The Evolving Role of CD8+CD28- Immunosenescent T Cells in Cancer Immunology

Abstract

Functional, tumor-specific CD8⁺ cytotoxic T lymphocytes drive the adaptive immune response to cancer. Thus, induction of their activity is the ultimate aim of all immunotherapies. Success of anti-tumor immunotherapy is precluded by marked immunosuppression in the tumor microenvironment (TME) leading to CD8⁺ effector T cell dysfunction. Among the many facets of CD8⁺ T cell dysfunction that have been recognized-tolerance, anergy, exhaustion, and senescence-CD8⁺ T cell senescence is incompletely understood. Naïve CD8⁺ T cells require three essential signals for activation, differentiation, and survival through T-cell receptor, costimulatory receptors, and cytokine receptors. Downregulation of costimulatory molecule CD28 is a hallmark of senescent T cells and increased CD8⁺CD28^- senescent populations with heterogeneous roles have been observed in multiple solid and hematogenous tumors. T cell senescence can be induced by several factors including aging, telomere damage, tumor-associated stress, and regulatory T (Treg) cells. Tumor-induced T cell senescence is yet another mechanism that enables tumor cell resistance to immunotherapy. In this paper, we provide a comprehensive overview of CD8⁺CD28^- senescent T cell population, their origin, their function in immunology and pathologic conditions, including TME and their implication for immunotherapy. Further characterization and investigation into this subset of CD8⁺ T cells could improve the efficacy of future anti-tumor immunotherapy.

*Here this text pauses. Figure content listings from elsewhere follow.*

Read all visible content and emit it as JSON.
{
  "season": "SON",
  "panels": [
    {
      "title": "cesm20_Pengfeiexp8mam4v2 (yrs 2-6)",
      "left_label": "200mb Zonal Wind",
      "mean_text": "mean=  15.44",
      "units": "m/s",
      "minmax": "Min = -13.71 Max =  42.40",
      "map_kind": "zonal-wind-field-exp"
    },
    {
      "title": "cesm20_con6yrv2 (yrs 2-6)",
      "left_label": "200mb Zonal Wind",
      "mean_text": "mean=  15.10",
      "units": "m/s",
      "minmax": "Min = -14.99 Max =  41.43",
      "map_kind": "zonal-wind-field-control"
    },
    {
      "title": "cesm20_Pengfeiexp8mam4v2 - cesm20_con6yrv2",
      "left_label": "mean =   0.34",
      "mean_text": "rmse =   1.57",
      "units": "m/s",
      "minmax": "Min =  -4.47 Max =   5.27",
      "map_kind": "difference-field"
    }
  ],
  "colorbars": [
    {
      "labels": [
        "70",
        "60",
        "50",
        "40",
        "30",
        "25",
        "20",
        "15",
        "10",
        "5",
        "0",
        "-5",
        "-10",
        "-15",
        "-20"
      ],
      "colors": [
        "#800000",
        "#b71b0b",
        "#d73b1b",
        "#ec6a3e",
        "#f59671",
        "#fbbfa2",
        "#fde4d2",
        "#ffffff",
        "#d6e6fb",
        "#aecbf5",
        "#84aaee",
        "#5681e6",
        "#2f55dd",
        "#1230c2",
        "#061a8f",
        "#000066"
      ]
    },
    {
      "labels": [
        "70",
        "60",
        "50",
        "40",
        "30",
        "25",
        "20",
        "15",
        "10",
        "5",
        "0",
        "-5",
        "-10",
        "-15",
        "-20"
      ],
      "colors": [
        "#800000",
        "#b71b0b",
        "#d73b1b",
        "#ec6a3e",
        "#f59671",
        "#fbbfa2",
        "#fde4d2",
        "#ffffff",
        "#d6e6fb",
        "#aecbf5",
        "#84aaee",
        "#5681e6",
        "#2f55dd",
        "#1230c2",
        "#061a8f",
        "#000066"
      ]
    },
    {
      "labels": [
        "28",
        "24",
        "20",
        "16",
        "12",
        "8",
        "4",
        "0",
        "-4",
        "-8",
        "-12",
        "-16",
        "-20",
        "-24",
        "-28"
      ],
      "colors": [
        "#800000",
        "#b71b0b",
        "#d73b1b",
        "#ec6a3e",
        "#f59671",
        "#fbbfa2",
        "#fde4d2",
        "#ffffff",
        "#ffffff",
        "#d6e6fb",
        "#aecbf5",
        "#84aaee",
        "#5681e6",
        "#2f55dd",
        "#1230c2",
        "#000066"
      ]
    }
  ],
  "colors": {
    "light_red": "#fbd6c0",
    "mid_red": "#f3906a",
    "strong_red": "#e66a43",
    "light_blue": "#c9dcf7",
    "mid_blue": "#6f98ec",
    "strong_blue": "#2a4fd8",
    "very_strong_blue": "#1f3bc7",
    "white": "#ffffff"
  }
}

Keywords: CD8+CD28− T cells; cancer; cancer immunology; glioblastoma; immunotherapy; malignant glioma.

Figure 1

The priming and inactivation of CD8⁺ T cells. The interaction between TCRs and the peptide-MHC complex is the first step toward antigen-induced CD8⁺ T cell activation. This creates a site of extensive contact between T cells and APC, also called immunological synapses, where binding of CD28 on T cells with CD80/CD86 on APCs transduces a pivotal secondary costimulatory signal to complete the priming of naïve CD8⁺ T cells. In addition, CD4⁺ T helper (Th) cells when activated by DCs acquire not only the synapse-composed MHC class II and costimulatory molecules (CD54 and CD80), but also the bystander peptide-MHC-I complex from DC and become CD4⁺ Th-APCs, resulting in direct CD4⁺ T–CD8⁺ T cell interactions and subsequently delivery of CD40L signaling to CD40-expressing CD8⁺ T cells [21]. Furthermore, CD4 Th cells also secrete cytokines, such as IL-2, which promotes the differentiation of naïve CD8⁺ T cells into effector CTLs and memory CD8⁺ T cells. CTLs destroy antigen-specific target cells (such as cancer cells or viral infected host cells) via pathways including granule exocytosis, Fas ligand, and TRAIL-mediated apoptosis leading to tumor control or virus clearance and subsequent physiological T-cell inactivation as well as memory CD8⁺ T-cell formation [33]. Whereas pathological T-cell inactivation or conversion of CTL to CD8⁺ senescent T cells leads to tumor progression and virus replication.

Figure 2

Phenotypical and molecular changes in cellular senescence. A variety of intracellular (DNA damage, oncogenes, etc.) and/or extracellular signals (oxidative stress, chronic inflammation, etc.) can induce cellular senescence. Senescent cells exhibit numerous characteristics including but not limited to cell cycle arrest, increased nuclear p16 and p21 expression, increased lysosomal SA-β-gal activity, shortened telomere, and increased lipofuscin. Senescent cells can also present as a specialized secretory phenotype termed senescence associated secretory phenotype (SASP). Of particular interest, senescent immune cells present with lowered expression of CD28 and CD27 but heightened expression of CD57, KLRG-1, TIGIT, and other NK-cell associated surface receptors.

Figure 3

The heterogeneous functions of CD8⁺CD28⁻ T cells. CD8⁺CD28⁻ T cells originate from activated CD8⁺CD28⁺ T cells or from interaction with tolerogenic APCs. CD8⁺CD28⁻ T cells exhibit both cytotoxic and immunoregulatory phenotypes and vary in pathological states such as across different cancer types or inflammatory/autoimmune conditions.

Figure 4

The many facets of C8+ T cell dysfunction. In comparison to activated effector T cells, T cell anergy, exhaustion, and senescence can be distinguished by their unique expression or lack of expression of surface receptors as well as different levels of intracellular cytokines, such as IL-2.